Role of COUP‑TFII in cardiovascular diseases and colorectal cancer: Insights into the molecular mechanisms and clinical relevance (Review)

Abstract

Chicken ovalbumin upstream promoter‑transcription factor II (COUP‑TFII), also known as nuclear receptor subfamily 2 group F member 2, is an orphan nuclear receptor that controls various biological processes, including development, angiogenesis, metabolism and tissue homeostasis. Structurally, COUP‑TFII comprises a DNA‑binding domain and a ligand‑binding domain, facilitating its interaction with various signaling pathways, and thereby exerting diverse biological effects. Alterations of the expression or transcriptional activity of COUP‑TFII are associated with various diseases, including cardiovascular diseases (CVDs) and different types of cancer such as colorectal cancer (CRC). In the context of CVDs, COUP‑TFII serves a key role in the development and function of the vascular system. Dysregulation of COUP‑TFII leads to aberrant angiogenesis and vascular remodeling, contributing to the pathogenesis of various CVDs. In CRC, COUP‑TFII acts as either a tumor suppressor or a tumor promoter, depending on the cellular context. The present review explores the structure and regulatory mechanisms of COUP‑TFII, its functions and molecular mechanisms in CVDs and CRC, and its emerging role in linking these diseases, offering insights into potential treatments and future research directions.

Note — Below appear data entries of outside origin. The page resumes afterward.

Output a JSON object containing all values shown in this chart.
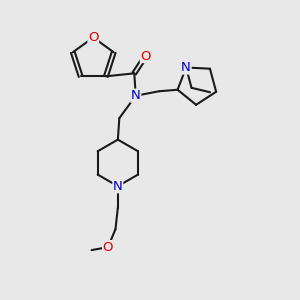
{
  "bg_color": "#e8e8e8",
  "bond_color": "#1a1a1a",
  "bond_width": 1.5,
  "atom_colors": {
    "O": "#dd0000",
    "N": "#0000cc",
    "C": "#1a1a1a"
  },
  "font_size_atom": 9.5,
  "fig_size": [
    3.0,
    3.0
  ],
  "dpi": 100,
  "xlim": [
    0,
    10
  ],
  "ylim": [
    0,
    10
  ]
}
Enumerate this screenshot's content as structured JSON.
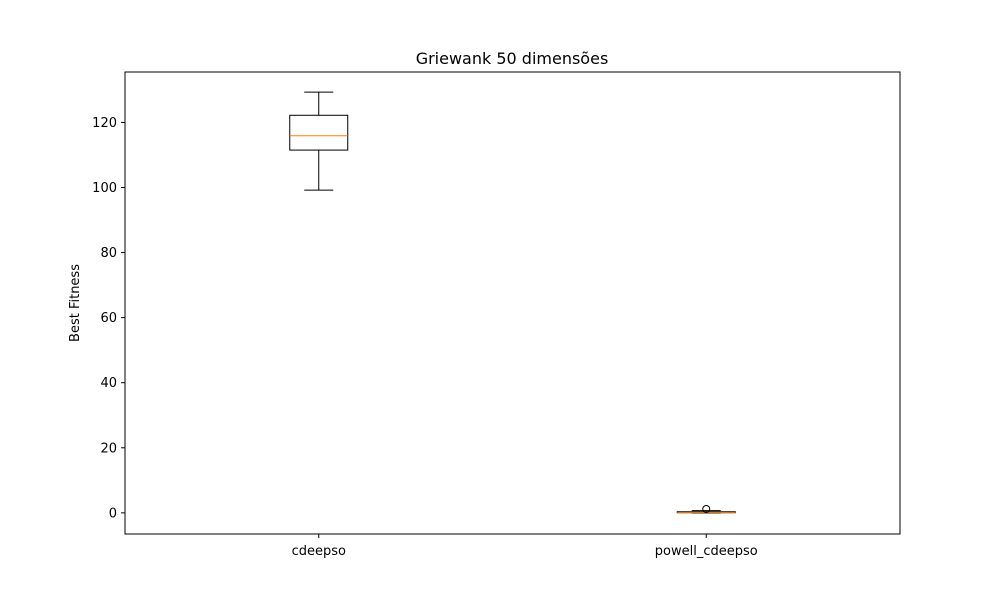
{
  "chart_data": {
    "type": "box",
    "title": "Griewank 50 dimensões",
    "xlabel": "",
    "ylabel": "Best Fitness",
    "ylim": [
      -6.5,
      135.5
    ],
    "y_ticks": [
      0,
      20,
      40,
      60,
      80,
      100,
      120
    ],
    "categories": [
      "cdeepso",
      "powell_cdeepso"
    ],
    "boxes": [
      {
        "name": "cdeepso",
        "whisker_low": 99.2,
        "q1": 111.5,
        "median": 115.9,
        "q3": 122.2,
        "whisker_high": 129.3,
        "outliers": []
      },
      {
        "name": "powell_cdeepso",
        "whisker_low": 0.0,
        "q1": 0.05,
        "median": 0.15,
        "q3": 0.35,
        "whisker_high": 0.7,
        "outliers": [
          1.2
        ]
      }
    ],
    "grid": false,
    "colors": {
      "box": "#000000",
      "median": "#ff7f0e",
      "outlier": "#000000"
    }
  }
}
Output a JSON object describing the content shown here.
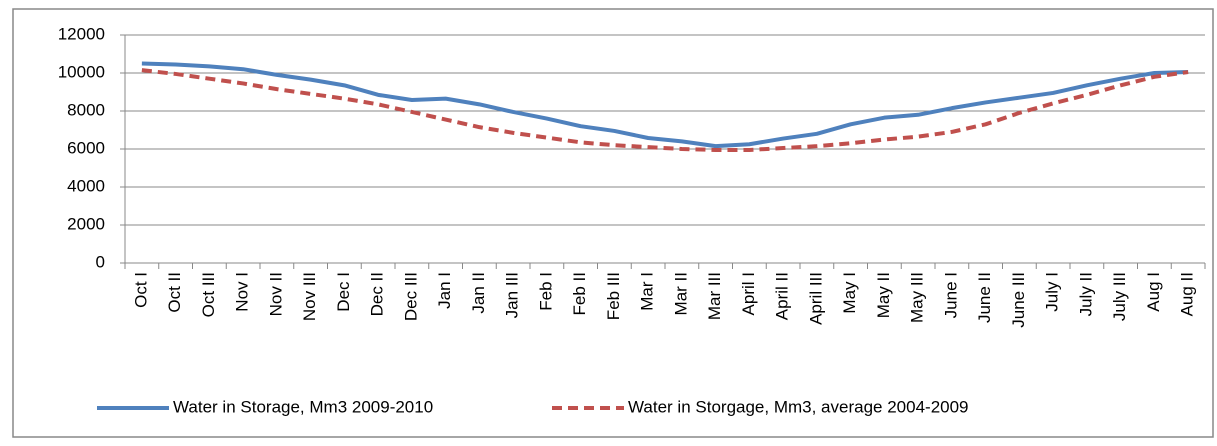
{
  "chart_data": {
    "type": "line",
    "categories": [
      "Oct I",
      "Oct II",
      "Oct III",
      "Nov I",
      "Nov II",
      "Nov III",
      "Dec I",
      "Dec II",
      "Dec III",
      "Jan I",
      "Jan II",
      "Jan III",
      "Feb I",
      "Feb II",
      "Feb III",
      "Mar I",
      "Mar II",
      "Mar III",
      "April I",
      "April II",
      "April III",
      "May I",
      "May II",
      "May III",
      "June I",
      "June II",
      "June III",
      "July I",
      "July II",
      "July III",
      "Aug I",
      "Aug II"
    ],
    "series": [
      {
        "name": "Water in Storage, Mm3 2009-2010",
        "color": "#4f81bd",
        "dash": "solid",
        "values": [
          10500,
          10450,
          10350,
          10200,
          9900,
          9650,
          9350,
          8850,
          8580,
          8650,
          8350,
          7950,
          7600,
          7200,
          6950,
          6580,
          6400,
          6150,
          6250,
          6550,
          6800,
          7300,
          7650,
          7800,
          8150,
          8450,
          8700,
          8950,
          9350,
          9700,
          10000,
          10050
        ]
      },
      {
        "name": "Water in Storgage, Mm3, average 2004-2009",
        "color": "#c0504d",
        "dash": "dashed",
        "values": [
          10150,
          9950,
          9700,
          9450,
          9150,
          8900,
          8650,
          8350,
          7950,
          7550,
          7150,
          6850,
          6600,
          6350,
          6200,
          6100,
          6000,
          5950,
          5950,
          6050,
          6150,
          6300,
          6500,
          6650,
          6900,
          7300,
          7900,
          8400,
          8850,
          9350,
          9800,
          10050
        ]
      }
    ],
    "ylim": [
      0,
      12000
    ],
    "yticks": [
      0,
      2000,
      4000,
      6000,
      8000,
      10000,
      12000
    ],
    "grid": true,
    "legend": "bottom"
  }
}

Keywords: COUP‑TFII; CRC; CVD.

Figure 1.

Structure and transcriptional regulatory mechanism of COUP-TFII. (A) Schematic structure of the human COUP-TFII protein. The numbers represent the positions of amino acids. (B) Transcriptional regulatory mechanism of COUP-TFII. COUP-TFII binds to the 5′-AGGTCA-3′ motif or palindromic sequences with various spacings (DR site), either directly (homodimer) or indirectly, through heterodimer formation with other proteins (such as RXR) to regulate downstream target gene expression. COUP-TFII can also bind to Sp1 sites via interaction with Sp1 to cooperatively activate gene expression. COUP-TFII, chicken ovalbumin upstream promoter-transcription factor II; RXR, retinoid X receptor; Sp1, specificity protein 1; TSS1, transcription start site 1; DBD, DNA-binding domain; LBD, ligand-binding domain; AF, activation function; DR, direct repeat.

Figure 2.

Schematic illustration of the molecular mechanisms by which COUP-TFII functions as a common regulator in both CVDs and CRC. Although CVDs and CRC are distinct disease entities, they share common pathophysiological features. In particular, chronic inflammation, oxidative stress, angiogenesis and metabolic dysregulation by COUP-TFII may serve roles in the pathogenesis of both conditions. COUP-TFII, chicken ovalbumin upstream promoter-transcription factor II; EC, endothelial cell; EndMT, endothelial-to-mesenchymal transition; ETC, electron transport chain; Ang-1, angiopoietin-1; EMT, epithelial-to-mesenchymal transition; CVD, cardiovascular disease; CRC, colorectal cancer; PAH, pulmonary arterial hypertension.